The undigested lactose draws water in the intestine, increasing pressure and leading to bloating and discomfort. The undigested lactose then makes its way to the large intestine where it is broken down by bacterial fermentation to hydrogen, carbon dioxide and organic acids. Pain, gas and diarrhea result.

Lactose intolerance is not an all-or-none phenomenon. Different individuals can tolerate different amounts of milk and milk products without ill effect. Moreover, some people are affected by cold milk but not by warm milk, and by milk taken when the stomach is empty but not when it is consumed with a meal.

Other dairy foods differ in their effect. For example, some people who cannot drink much milk without experiencing symptoms may tolerate hard cheese, yogurt (if it does not contain nonfat milk solids added after pasteurization), and even small amounts of ice cream.

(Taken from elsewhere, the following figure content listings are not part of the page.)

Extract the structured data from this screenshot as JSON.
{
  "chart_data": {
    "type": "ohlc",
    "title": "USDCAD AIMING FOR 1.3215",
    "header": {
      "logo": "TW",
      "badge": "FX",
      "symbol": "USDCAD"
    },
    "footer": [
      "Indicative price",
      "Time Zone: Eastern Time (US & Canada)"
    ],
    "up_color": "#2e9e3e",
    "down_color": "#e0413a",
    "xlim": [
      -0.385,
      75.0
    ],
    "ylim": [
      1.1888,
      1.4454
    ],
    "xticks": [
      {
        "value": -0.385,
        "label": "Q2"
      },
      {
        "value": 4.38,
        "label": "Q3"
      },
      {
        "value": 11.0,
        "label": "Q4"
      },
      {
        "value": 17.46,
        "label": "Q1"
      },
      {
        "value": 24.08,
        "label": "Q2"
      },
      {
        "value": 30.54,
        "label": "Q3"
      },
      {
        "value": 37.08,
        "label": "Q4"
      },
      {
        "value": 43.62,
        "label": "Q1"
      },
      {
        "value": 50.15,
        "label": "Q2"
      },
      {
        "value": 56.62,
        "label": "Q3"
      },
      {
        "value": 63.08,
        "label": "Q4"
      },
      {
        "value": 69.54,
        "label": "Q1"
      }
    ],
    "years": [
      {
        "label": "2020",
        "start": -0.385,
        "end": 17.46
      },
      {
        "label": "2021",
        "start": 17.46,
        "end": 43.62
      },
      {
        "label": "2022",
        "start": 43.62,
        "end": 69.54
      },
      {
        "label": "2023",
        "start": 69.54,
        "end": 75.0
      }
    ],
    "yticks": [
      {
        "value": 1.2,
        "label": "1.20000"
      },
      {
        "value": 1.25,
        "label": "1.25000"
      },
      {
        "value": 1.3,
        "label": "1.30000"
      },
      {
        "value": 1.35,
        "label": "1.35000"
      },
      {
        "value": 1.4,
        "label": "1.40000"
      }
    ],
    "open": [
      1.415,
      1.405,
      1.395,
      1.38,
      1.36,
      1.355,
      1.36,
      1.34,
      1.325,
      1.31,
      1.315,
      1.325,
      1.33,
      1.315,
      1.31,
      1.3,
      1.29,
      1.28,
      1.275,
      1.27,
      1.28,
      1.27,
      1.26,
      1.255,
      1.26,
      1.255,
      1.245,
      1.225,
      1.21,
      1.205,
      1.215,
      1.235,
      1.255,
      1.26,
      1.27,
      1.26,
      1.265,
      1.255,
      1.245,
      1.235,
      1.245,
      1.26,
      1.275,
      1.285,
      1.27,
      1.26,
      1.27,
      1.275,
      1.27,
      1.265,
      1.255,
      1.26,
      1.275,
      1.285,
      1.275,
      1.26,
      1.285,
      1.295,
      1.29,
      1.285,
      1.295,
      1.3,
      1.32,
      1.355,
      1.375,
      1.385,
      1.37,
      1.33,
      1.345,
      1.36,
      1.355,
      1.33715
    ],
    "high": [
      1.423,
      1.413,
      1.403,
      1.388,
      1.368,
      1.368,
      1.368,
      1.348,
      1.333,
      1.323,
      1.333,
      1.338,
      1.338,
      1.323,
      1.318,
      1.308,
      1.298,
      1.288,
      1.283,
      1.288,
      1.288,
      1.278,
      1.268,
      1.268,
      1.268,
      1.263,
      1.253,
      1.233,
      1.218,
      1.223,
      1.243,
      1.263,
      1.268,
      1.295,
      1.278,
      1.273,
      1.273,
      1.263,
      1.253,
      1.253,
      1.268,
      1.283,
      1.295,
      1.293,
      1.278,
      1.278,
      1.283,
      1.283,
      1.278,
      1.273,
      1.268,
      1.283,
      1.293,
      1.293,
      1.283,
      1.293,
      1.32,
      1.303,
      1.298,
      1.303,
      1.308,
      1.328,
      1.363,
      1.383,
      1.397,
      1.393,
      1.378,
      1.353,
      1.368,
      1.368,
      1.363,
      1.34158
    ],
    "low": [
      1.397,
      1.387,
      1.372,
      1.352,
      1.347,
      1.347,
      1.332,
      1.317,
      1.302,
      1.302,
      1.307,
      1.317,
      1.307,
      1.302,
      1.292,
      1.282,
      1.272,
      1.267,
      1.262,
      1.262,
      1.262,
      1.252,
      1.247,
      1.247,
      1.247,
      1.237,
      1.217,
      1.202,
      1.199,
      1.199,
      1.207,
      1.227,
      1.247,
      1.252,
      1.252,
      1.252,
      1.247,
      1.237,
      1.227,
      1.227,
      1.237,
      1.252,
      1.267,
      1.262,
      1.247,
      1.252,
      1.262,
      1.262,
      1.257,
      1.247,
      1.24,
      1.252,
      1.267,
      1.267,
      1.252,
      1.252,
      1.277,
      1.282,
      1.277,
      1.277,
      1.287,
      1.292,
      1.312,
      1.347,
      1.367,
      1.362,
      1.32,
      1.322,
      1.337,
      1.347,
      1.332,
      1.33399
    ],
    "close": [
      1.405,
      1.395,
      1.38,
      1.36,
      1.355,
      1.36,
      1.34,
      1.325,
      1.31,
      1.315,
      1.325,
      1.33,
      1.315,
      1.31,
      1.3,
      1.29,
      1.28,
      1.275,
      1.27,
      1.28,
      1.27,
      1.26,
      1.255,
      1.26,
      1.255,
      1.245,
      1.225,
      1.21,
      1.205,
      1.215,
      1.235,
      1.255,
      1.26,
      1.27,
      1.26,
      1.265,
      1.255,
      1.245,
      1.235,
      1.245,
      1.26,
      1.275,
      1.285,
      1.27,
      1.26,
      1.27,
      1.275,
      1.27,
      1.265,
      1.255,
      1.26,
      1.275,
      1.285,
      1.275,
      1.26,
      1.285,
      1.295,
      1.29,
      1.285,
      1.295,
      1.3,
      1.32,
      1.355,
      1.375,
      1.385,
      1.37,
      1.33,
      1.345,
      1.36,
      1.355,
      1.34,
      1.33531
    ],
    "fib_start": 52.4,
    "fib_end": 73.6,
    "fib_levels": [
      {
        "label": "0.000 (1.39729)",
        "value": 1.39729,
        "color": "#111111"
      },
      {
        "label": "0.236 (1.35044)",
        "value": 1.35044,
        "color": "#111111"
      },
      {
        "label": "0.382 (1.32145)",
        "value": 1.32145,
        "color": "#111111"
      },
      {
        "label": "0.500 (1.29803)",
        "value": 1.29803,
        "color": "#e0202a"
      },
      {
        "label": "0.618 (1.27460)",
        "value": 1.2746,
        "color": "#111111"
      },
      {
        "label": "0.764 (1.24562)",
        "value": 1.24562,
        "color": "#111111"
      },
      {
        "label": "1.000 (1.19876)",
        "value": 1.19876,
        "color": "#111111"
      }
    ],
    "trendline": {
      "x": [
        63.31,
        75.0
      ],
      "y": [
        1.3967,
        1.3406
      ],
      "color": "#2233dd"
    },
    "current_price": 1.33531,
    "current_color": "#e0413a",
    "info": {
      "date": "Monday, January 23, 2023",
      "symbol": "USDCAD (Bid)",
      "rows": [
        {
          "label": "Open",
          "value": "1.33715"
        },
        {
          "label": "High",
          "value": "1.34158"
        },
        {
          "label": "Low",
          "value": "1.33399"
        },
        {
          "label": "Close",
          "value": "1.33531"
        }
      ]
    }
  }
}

For those who suffer symptoms from small amounts of milk or milk-containing foods, excellent solutions are available. Commercial lactase preparations can be added to milk to break the lactose down to its simple sugars, glucose and galactose. And tablet and capsule forms of lactase may be taken with milk products at the time they are consumed, or sprinkled on lactose-containing foods.

What is the difference between sweet potatoes and yams?

Sweet potatoes and yams come from two different species of plant originating in separate corners of the world. What we commonly eat are sweet potatoes, which are native to tropical America. In fact, the oldest archaeological evidence concerning their origin comes from Peru and dates back to 750 B.C.

Yams, on the other hand, are native to Africa, and probably West Africa. It is thought that the African slaves introduced yams to the New World. True yams, whose flesh ranges in color from white to yellow, usually weigh between 2 and 8 pounds. But some can exceed 100 pounds.

Sweet potatoes are usually yellow to deep orange, but red or purple varieties exist. Sweet potatoes, as their color suggests, provide generous amounts of vitamin A. They are also a good source of vitamin C and contain a lot of potassium, as well as B vitamins, iron and other minerals.

They are calorically more dense than white potatoes. A medium sweet potato, weighing 3 1/2 ounces, provides 140 calories. And the addition of extra ingredients such as butter or margarine, brown sugar or maple syrup, and nuts can easily double or triple that tally.

For occasional holiday eating that might be fine. Unfortunately, after the holidays we tend to dismiss sweet potatoes as "too fattening." That is a shame. The natural flavor of sweet potato can be enjoyed without adding rich frills. A baked sweet potato tastes delicious as it comes from the oven. And it contains no more calories than a baked white potato of the same size with just a single pat of butter added.